To better understand these discrepancies, the Food and Drug Administration conducted a new study: the Efficacy and Safety of Belimumab in Black Race Patients with SLE (EMBRACE) study. The EMBRACE study specifically assessed the efficacy and safety of belimumab in self-identified Black population and found the drug was actually effective enough to warrant removing the cautionary statement from the product label. The EMBRACE study is important because it showcases the challenges and consequences of underrepresentation in clinical trial recruitment – without enough people of diverse racial and ethnic backgrounds enrolled in a clinical trial, it’s difficult to determine how safe and effective a treatment is for those populations.

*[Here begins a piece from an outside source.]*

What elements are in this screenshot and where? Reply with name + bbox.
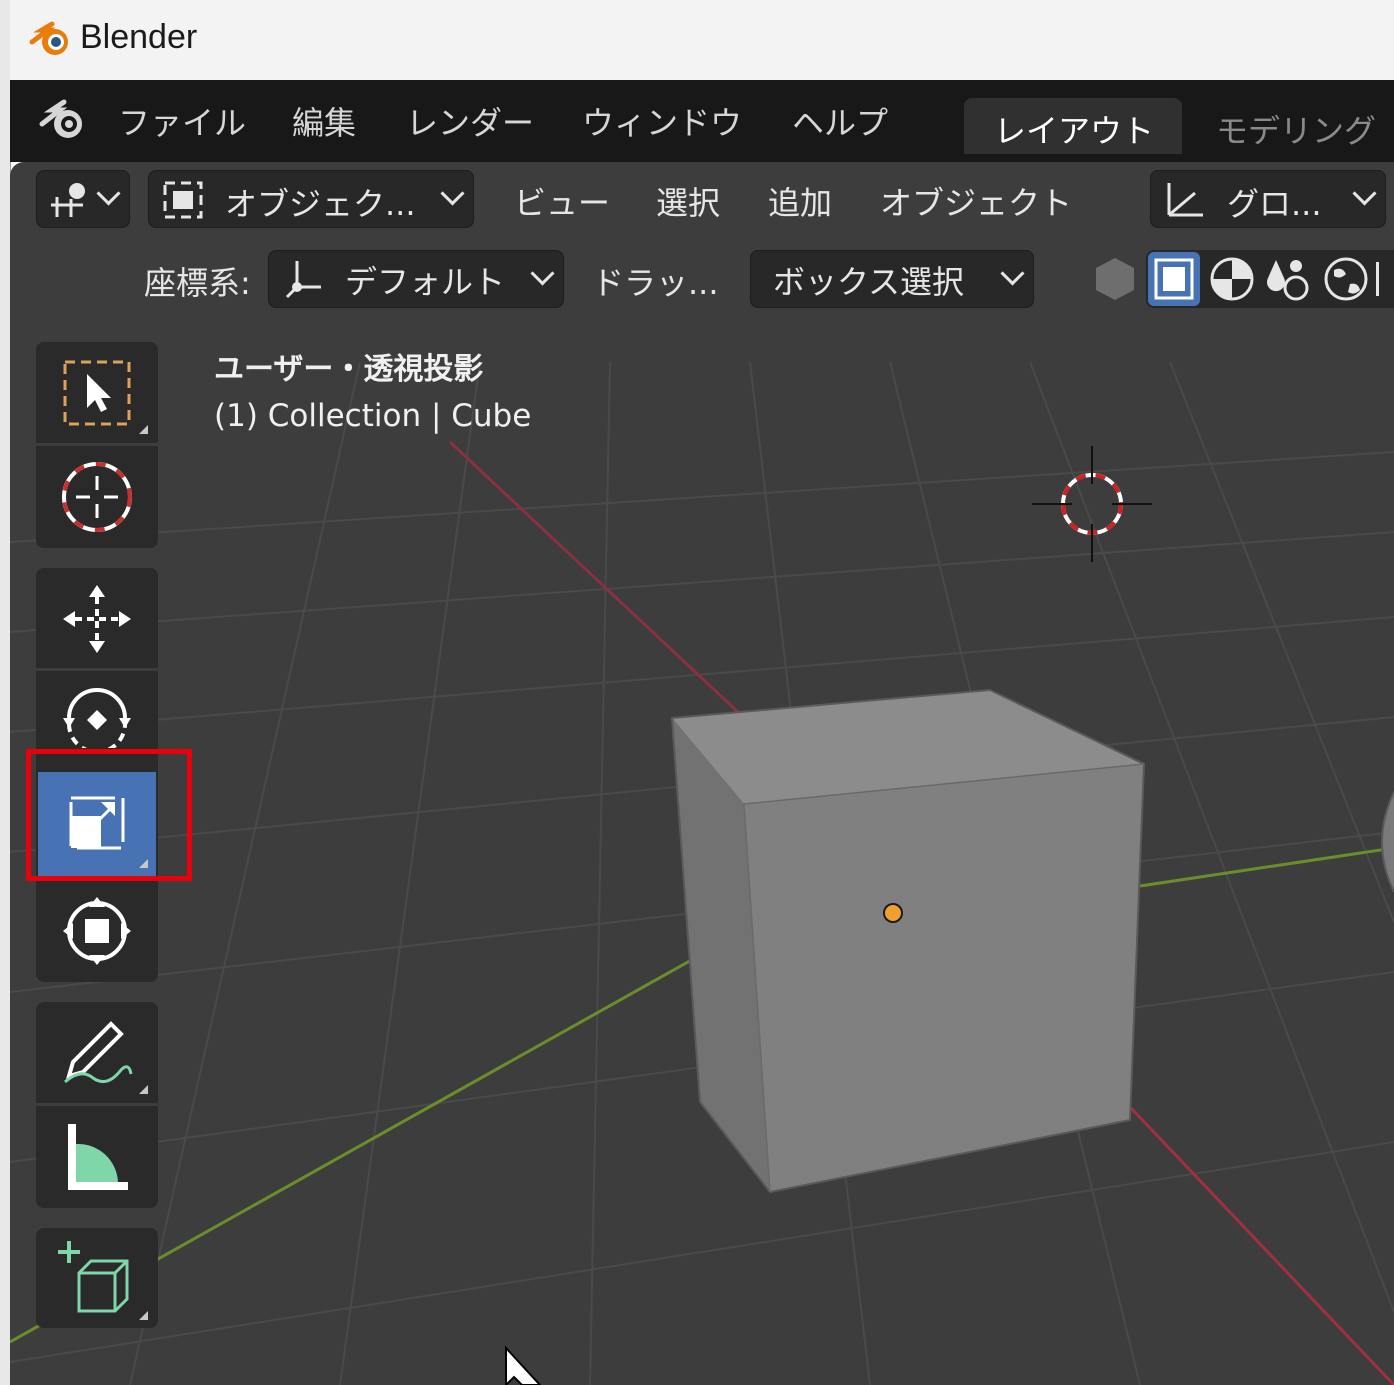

To overcome these issues moving forward, the researchers recommend strategies for conducting well-designed clinical trials, calling for further guidance, transparency and pretrial discussions and consensus with regulatory agencies to ensure future lupus studies reflect the true population living with the disease. The Lupus Foundation of America (LFA) has long been committed to helping improve representation in lupus clinical trials. More than a decade ago, the LFA and lupus advocates worked with Congress to secure funding for the Office on Minority Health (OMH) where the National Lupus Outreach and Clinical Trial Education Program was established. Since that time, Congress has provided more than $20 million in funding to support minority participation in lupus clinical trials. And just last year, the LFA worked with the OMH to launch an updated program called Improving Minority Participation and Awareness in Clinical Trials (IMPACT+). The LFA also has an online lupus data platform called “Research Accelerated by You” (RAY), where people with lupus and caregivers share information about their lupus experience to increase the understanding of lupus and help drug developers enhance clinical trials, accelerating the potential for new lupus therapies.